It’s been raining a lot in These Parts recently, and you can tell that Fall will be here soon. And it “just happens” that, depending on the week, I have two or three free mornings before the first District Y class.
I can’t remember the last time I didn’t set the alarm clock on a September Monday. I was awake at my normal, long-programmed time, of course … but then I was able to go back to sleep for a bit. The Dog and I took a rainy stroll at a time when his equanimity wouldn’t be shattered by an approaching school bus, and then we had a leisurely morning of thinking and writing and planning for me, eating and sleeping and looking at stuff for him.
And listening. The Dog loves to listen to things going on in the world outside of “his” house and “his” yard and “his” neighborhood and universe.
I wasn’t sure what joy on a rainy Monday would feel like … but now I know.
To be fair, I’ve felt joy on other rainy Mondays over the years. I love rainy days, especially the ones when summer is turning to fall. I love working with learners of Latin, and I’m looking forward to the groups I’ll virtually see today. The upper-level group, who didn’t meet on Friday, will do their “virtual information card” and their Cumulative Vocabulary Review Task as their counterparts did on Friday; the beginners, after a brief review of the words (and Restored Classical Latin pronunciation system) we began to work with on Friday, will dive into the first few Tres Columnae Project stories, aiming to read (and answer questions about, and understand, and begin to be excited about) the first two Fabellae in Lectio I. Both groups meet again tomorrow, joined by the intermediate group at District Y, the upper-level group from District Q, and the Gifted Homeschoolers … and yet, even as I think about that busy day, it seems so much less busy, less stressful, less difficult than a “perfectly ordinary” day at Former School did.
It seems that joy on a rainy Monday, at least on this rainy Monday, is closely linked with the sense of freedom. It’s not the kind of freedom where you can do whatever you want, whenever you want; I obviously still have obligations, and I don’t think I’d want it to be otherwise. But for the first time in a very long time, I’ve agreed to all the obligations; nothing got added at the last minute, or changed after the fact, or imposed “because They said so” by some distant set of Powers That Be. Instead, there’s a web of agreements that binds us together … and there’s a distinct absence of coercion, at least on my end.

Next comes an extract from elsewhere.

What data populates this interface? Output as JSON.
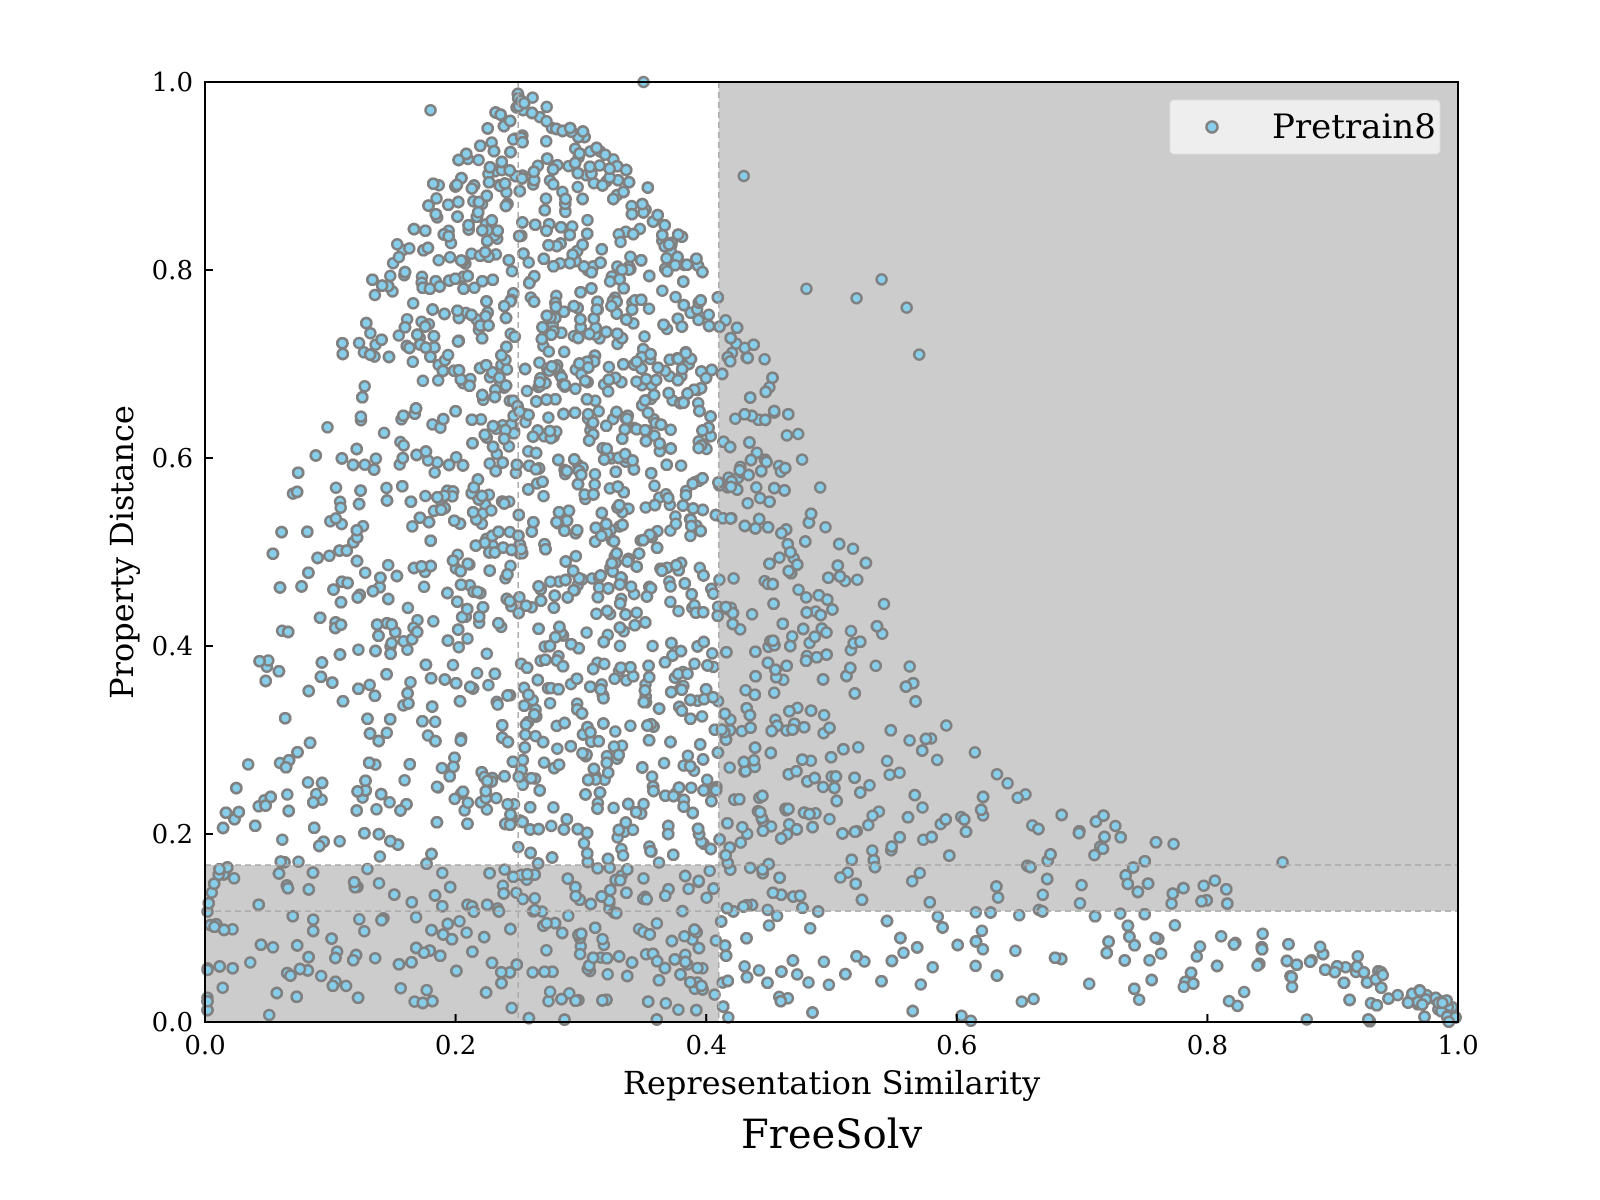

It’s hard to have joy in the absence of freedom. Hard, but not impossible; joy can show up in the most adverse circumstances, and it certainly has for me as I reflect on the hardest times in my own life. For some people, I suppose, a rainy Monday at home, with the prospect of two hours of teaching by remote video conference, might seem an adverse circumstance for joy. Some might feel more terror than joy at the prospect of making a living (and a life) outside of all the comfortable, familiar structures of large, hierarchical organizations. Joy and freedom come from different sources for different people. What causes them for me might very well prevent them for somebody else, especially somebody like Many A Ms. X and Mr. Y who has “always” gained comfort from Schools As They Are … or schools as they “should” be in Many A Ms. X and Mr. Y’s golden memories.
A quick look at the weather for Those Parts where District Q and District Y are found reveals that it’s a sunny Monday there. No rain, lovely Fall weather, and a forecast for more of the same all week. I’m hoping that we’ll all find joyful learning community as we read today, and as we begin to create our own original Roman families (for the beginners) and characters (for others) … and as those families and characters begin to take on life and depth, to interact with the existing Tres Columnae Project characters, and to become important parts of the “expanded universe” of the Tres Columnae Project.
One of the joyful things about this new adventure for me is that, in contrast with my days in a physical, face-to-face classroom, there’s so much that I can’t even pretend to control. Looking back, I can see how my attempts to hold on to a false sense of control would sometimes distort and hinder the formation of joyful community in the Latin Family. “I’ve always done things this way,” I’d think, “so I should probably keep doing that.” Or, at other times, “So I should probably change that even though it seems to be working just fine.” Notice the pronoun in both cases! For all my sincere intentions to create a sense of us in that space, it was deceptively easy to fall back on me … because, after all, that’s what hierarchical individual school structures encourage. “My classroom,” I’d think, or “my activity” or “my plans.”
But with the students in District Y and District Q, it’s not my classroom at all. I’ve never even seen the physical space, and even when we do two-way video, I won’t see the entire physical environment. It’s much more theirs than mine … and the shared space we create together online is necessarily ours, too. That’s a joyful realization on this Monday, no matter what the weather.
I wonder what other realizations and discoveries await us all in the days and weeks to come!